The Capitol Hill Ecodistrict is at the heart of Seattle’s LGBTQ+ community and is home to more artists than any other neighborhood in the city. Its residents, more than 80% of whom are renters, represent a range of identities, backgrounds, and experiences. Over the past two decades, Capitol Hill has faced unprecedented growth spurred by a new light rail station and proximity to South Lake Union, one of the fastest-growing tech hubs in the country.

The Capitol Hill EcoDistrict began in 2011 to address runaway growth in Seattle by ensuring that community priorities are reflected in the neighborhood’s significant developments. By engaging community leaders, small business owners, government agencies, and local media, the EcoDistrict has grown its capacity to shape development amid rapid growth, gentrification, and displacement that threatens residents, businesses, and community institutions. This public development authority has worked with Seattle Parks and other city departments to be a conduit for more equitable community engagement, particularly since 2020.
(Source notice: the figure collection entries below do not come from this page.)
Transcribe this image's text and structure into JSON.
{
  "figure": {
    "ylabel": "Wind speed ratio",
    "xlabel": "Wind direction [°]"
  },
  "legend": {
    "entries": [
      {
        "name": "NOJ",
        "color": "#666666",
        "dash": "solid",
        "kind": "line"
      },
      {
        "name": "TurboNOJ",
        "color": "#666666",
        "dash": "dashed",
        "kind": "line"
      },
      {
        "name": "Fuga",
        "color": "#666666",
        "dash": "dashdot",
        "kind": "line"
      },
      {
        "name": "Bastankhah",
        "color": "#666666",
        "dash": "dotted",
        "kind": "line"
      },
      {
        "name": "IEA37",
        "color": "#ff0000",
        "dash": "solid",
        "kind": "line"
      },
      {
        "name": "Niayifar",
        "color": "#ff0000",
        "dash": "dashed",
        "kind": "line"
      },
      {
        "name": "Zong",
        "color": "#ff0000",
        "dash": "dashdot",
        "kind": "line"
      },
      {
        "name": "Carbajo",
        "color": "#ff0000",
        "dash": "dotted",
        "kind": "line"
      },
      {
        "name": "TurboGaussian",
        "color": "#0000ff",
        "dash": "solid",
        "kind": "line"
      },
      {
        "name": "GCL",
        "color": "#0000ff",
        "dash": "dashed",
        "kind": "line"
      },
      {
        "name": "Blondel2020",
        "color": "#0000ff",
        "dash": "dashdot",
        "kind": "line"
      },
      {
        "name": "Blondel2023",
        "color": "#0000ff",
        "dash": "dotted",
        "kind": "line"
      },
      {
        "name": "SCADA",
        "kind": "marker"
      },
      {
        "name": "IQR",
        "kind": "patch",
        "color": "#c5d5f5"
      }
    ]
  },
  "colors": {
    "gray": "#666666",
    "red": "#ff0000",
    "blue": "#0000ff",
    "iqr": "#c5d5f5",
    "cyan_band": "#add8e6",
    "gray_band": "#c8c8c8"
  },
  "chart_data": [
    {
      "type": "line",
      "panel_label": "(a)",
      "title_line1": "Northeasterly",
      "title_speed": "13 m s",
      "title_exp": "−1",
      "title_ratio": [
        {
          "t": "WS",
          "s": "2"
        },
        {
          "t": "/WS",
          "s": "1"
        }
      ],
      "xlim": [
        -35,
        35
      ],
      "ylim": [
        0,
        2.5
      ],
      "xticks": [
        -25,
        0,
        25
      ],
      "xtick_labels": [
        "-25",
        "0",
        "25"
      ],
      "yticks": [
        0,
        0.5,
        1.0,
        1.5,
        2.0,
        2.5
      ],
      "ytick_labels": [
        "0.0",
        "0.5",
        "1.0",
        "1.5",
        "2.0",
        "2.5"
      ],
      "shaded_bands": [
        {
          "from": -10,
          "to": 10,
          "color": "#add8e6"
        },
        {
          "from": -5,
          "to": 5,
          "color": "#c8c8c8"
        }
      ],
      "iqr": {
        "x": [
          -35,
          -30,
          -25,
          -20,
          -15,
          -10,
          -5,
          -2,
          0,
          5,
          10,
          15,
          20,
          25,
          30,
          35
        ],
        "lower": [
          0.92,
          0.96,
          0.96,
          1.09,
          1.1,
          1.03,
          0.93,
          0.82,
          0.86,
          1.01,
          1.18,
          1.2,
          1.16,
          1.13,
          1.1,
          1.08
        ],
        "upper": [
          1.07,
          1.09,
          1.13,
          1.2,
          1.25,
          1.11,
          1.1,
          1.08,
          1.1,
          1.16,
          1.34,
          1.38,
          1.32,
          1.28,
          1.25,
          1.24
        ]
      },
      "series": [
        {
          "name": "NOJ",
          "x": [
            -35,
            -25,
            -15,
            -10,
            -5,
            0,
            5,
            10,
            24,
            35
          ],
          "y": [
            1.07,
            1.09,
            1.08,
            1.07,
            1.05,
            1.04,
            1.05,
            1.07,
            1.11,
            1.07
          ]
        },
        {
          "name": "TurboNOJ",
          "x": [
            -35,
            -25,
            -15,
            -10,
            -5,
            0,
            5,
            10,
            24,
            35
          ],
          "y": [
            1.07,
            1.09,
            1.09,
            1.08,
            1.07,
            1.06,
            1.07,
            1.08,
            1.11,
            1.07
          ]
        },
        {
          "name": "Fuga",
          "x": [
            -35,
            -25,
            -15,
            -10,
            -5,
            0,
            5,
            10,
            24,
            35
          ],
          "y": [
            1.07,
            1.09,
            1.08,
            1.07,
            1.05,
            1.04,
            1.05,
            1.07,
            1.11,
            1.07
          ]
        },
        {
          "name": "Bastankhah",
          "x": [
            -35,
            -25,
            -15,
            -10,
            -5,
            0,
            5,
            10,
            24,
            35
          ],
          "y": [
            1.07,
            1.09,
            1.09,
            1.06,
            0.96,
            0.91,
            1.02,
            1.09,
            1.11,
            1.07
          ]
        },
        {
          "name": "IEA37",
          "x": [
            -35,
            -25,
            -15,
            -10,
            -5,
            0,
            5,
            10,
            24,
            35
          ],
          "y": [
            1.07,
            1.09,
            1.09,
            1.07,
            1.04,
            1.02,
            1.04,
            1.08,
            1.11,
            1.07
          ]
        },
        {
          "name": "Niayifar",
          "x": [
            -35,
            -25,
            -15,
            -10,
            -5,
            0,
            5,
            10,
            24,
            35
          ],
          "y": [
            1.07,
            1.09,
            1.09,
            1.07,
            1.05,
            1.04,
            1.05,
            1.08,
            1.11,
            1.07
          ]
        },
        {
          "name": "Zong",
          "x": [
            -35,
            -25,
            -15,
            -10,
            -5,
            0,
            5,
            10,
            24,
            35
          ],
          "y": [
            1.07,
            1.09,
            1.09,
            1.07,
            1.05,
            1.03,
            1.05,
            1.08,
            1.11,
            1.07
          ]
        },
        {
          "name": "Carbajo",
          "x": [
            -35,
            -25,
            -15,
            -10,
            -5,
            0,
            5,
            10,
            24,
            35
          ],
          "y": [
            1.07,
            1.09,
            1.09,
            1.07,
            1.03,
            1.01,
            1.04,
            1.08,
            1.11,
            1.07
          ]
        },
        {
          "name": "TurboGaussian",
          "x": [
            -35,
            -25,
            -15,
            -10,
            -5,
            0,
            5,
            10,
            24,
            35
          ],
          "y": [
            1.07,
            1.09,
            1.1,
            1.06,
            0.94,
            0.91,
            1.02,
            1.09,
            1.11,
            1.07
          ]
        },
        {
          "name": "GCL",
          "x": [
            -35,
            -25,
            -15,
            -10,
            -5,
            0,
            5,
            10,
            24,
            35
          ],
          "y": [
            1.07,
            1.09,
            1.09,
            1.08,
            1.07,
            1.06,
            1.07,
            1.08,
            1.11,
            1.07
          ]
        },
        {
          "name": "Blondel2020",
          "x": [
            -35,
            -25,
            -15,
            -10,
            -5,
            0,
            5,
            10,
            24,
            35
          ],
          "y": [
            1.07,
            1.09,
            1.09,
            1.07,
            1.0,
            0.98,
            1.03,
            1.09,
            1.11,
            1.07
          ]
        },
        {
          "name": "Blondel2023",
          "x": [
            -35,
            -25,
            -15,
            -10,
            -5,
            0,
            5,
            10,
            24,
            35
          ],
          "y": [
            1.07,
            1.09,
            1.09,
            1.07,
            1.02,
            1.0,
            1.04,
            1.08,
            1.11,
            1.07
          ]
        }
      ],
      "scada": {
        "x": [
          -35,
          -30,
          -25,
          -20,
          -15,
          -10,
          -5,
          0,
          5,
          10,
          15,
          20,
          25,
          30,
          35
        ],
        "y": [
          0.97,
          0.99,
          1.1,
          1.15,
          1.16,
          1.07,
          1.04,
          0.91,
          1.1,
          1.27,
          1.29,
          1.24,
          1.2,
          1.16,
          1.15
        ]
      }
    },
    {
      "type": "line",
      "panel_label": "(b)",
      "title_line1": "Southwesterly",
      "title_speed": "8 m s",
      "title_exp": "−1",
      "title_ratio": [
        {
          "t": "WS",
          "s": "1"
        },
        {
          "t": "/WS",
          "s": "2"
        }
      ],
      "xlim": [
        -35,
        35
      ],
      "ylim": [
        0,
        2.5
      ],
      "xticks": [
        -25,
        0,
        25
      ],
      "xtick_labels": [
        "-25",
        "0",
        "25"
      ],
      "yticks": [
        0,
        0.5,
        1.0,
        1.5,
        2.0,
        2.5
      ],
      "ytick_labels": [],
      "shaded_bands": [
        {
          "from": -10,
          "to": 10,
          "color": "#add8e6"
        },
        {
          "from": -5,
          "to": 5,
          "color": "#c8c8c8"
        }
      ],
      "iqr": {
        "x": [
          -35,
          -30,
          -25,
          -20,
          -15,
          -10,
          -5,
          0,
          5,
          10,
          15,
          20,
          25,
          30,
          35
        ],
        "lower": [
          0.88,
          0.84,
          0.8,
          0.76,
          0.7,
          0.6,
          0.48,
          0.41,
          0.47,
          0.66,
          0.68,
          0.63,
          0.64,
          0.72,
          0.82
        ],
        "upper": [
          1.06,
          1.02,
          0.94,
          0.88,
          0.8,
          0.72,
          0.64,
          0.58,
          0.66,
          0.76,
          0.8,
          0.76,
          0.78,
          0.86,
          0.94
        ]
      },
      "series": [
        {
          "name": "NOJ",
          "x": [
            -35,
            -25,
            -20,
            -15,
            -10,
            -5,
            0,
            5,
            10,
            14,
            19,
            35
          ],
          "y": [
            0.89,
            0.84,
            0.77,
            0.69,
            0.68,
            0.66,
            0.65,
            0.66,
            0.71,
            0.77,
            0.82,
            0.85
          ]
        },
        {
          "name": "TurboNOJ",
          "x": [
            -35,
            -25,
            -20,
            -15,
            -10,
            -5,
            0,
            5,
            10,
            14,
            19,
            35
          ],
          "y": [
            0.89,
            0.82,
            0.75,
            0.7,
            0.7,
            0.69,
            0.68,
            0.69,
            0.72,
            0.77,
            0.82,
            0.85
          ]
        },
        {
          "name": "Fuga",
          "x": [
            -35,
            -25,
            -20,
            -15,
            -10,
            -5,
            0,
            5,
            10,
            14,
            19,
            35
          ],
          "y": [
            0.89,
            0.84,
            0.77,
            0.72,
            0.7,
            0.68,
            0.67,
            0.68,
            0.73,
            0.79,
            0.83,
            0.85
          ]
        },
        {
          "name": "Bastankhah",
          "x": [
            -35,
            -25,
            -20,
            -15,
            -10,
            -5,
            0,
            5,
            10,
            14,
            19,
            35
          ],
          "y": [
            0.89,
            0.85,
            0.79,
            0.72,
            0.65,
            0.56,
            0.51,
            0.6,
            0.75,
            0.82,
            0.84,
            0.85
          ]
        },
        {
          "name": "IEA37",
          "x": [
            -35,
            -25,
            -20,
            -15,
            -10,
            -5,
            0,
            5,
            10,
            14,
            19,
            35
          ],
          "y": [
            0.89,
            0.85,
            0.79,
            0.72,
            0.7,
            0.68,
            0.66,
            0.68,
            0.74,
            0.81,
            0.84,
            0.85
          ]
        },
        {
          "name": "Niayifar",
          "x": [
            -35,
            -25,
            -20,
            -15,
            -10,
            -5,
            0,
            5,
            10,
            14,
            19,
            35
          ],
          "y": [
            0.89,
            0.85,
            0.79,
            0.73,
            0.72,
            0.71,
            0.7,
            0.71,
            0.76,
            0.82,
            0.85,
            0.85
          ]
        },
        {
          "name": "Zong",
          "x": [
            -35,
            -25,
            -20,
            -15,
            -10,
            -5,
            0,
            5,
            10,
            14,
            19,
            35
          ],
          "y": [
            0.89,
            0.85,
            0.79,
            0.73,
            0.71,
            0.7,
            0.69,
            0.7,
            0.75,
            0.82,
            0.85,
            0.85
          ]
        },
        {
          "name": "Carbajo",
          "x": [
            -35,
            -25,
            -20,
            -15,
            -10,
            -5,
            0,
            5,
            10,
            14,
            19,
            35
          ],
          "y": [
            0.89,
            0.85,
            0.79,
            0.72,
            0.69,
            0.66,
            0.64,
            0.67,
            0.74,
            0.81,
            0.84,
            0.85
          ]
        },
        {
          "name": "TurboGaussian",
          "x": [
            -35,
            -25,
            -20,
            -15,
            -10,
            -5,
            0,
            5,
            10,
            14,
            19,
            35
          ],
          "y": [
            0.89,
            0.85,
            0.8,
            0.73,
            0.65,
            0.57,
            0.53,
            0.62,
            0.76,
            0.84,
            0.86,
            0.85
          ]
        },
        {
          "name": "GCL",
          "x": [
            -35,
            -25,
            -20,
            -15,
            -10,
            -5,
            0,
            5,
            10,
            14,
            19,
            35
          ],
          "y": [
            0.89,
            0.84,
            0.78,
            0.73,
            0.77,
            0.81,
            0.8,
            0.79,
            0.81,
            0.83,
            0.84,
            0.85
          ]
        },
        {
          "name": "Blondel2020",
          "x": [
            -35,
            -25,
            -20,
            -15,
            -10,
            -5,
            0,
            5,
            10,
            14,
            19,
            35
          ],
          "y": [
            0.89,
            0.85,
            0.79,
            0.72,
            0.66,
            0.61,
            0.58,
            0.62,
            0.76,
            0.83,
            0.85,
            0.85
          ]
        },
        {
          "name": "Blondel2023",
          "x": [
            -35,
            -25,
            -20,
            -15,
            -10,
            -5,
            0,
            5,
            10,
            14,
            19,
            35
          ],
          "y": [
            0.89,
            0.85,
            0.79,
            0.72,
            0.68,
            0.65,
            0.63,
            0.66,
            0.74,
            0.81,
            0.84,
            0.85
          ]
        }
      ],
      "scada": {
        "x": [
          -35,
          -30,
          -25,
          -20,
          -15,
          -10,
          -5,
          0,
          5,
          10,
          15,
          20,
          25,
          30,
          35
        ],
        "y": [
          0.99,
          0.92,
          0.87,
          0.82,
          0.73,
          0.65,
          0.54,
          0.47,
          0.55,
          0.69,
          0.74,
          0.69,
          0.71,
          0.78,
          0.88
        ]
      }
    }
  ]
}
Join the executive director and board member of the EcoDistrict on this guided tour of the neighborhood and hear about their innovative community-centered approach to engagement, see public art installations (including a rain garden), and learn about actions taken to address disparities in pedestrian/vehicle safety, heat island, and access to green space. This holistic approach to health assessment and public life planning as an anti-displacement tool has captured the attention of City planning, parks, transportation, and council people. It has helped shape narratives that integrate diverse issues with health, such as the land use and design review process, the post-protest police consent decree, park management, and street use permits.